Borage flowers remind me of my childhood, they used to grow in my Grandfather’s garden in Cheshire and he would decorate soups with them. I used to think I was the Fairy Princess, collecting edible flowers, baby wild strawberries and warm sun soaked tomatoes for our lunches. Using flowers in cooking has been part of my life for a long time and I still love it.

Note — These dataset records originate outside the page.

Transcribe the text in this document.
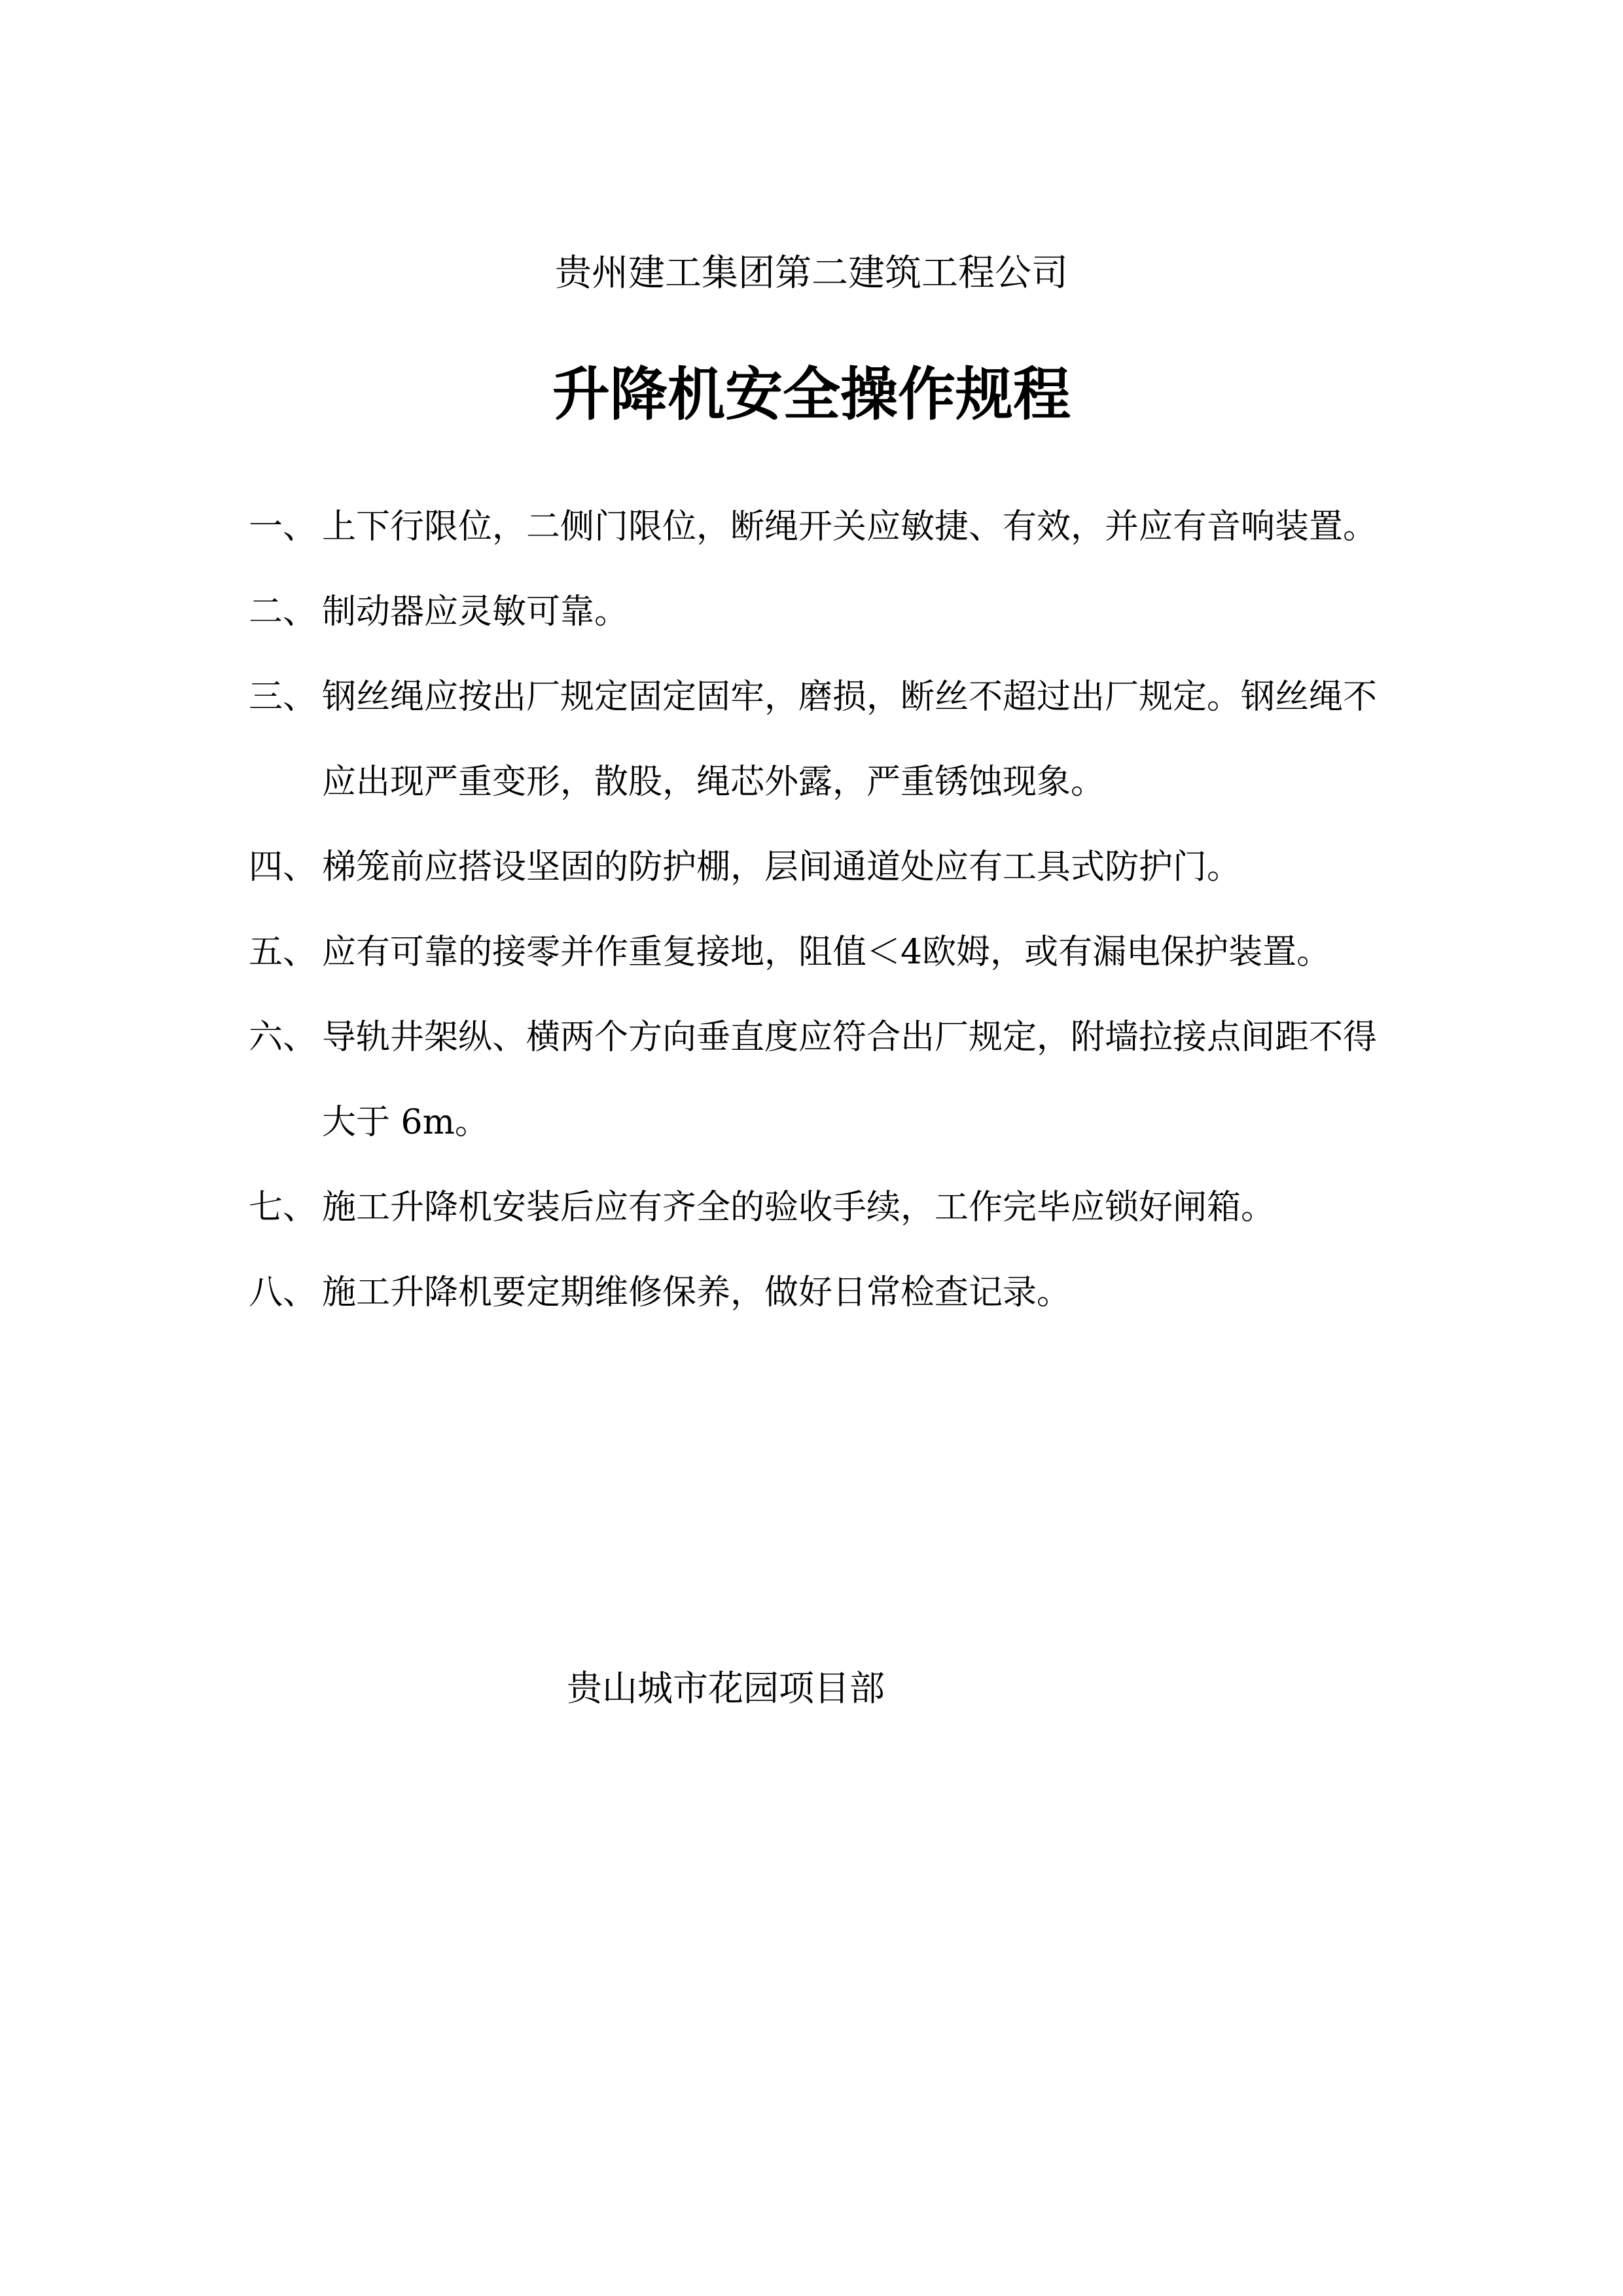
贵州建工集团第二建筑工程公司
升降机安全操作规程
一、 上下行限位，二侧门限位，断绳开关应敏捷、有效，并应有音响装置。
二、 制动器应灵敏可靠。
三、 钢丝绳应按出厂规定固定固牢，磨损，断丝不超过出厂规定。钢丝绳不应出现严重变形，散股，绳芯外露，严重锈蚀现象。
四、 梯笼前应搭设坚固的防护棚，层间通道处应有工具式防护门。
五、 应有可靠的接零并作重复接地，阻值＜4欧姆，或有漏电保护装置。
六、 导轨井架纵、横两个方向垂直度应符合出厂规定，附墙拉接点间距不得大于 6m。
七、 施工升降机安装后应有齐全的验收手续，工作完毕应锁好闸箱。
八、 施工升降机要定期维修保养，做好日常检查记录。
贵山城市花园项目部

Gently fry the shallots in the butter for 5-10 minutes, being careful to not colour. Add the water and bring to the boil. Then add the peas, bring to the boil again and take off the heat, drain the peas (but reserve the liquid!) and blitz until extremely fine. Then add cooking water back gradually until desired thickness. Then mix the goats curd, truffle and oil up together in a bowl. Then pour the soup into a serving bowl, add a few dollops of the goats curd, drizzle of more truffle oil and some borage flowers, then serve.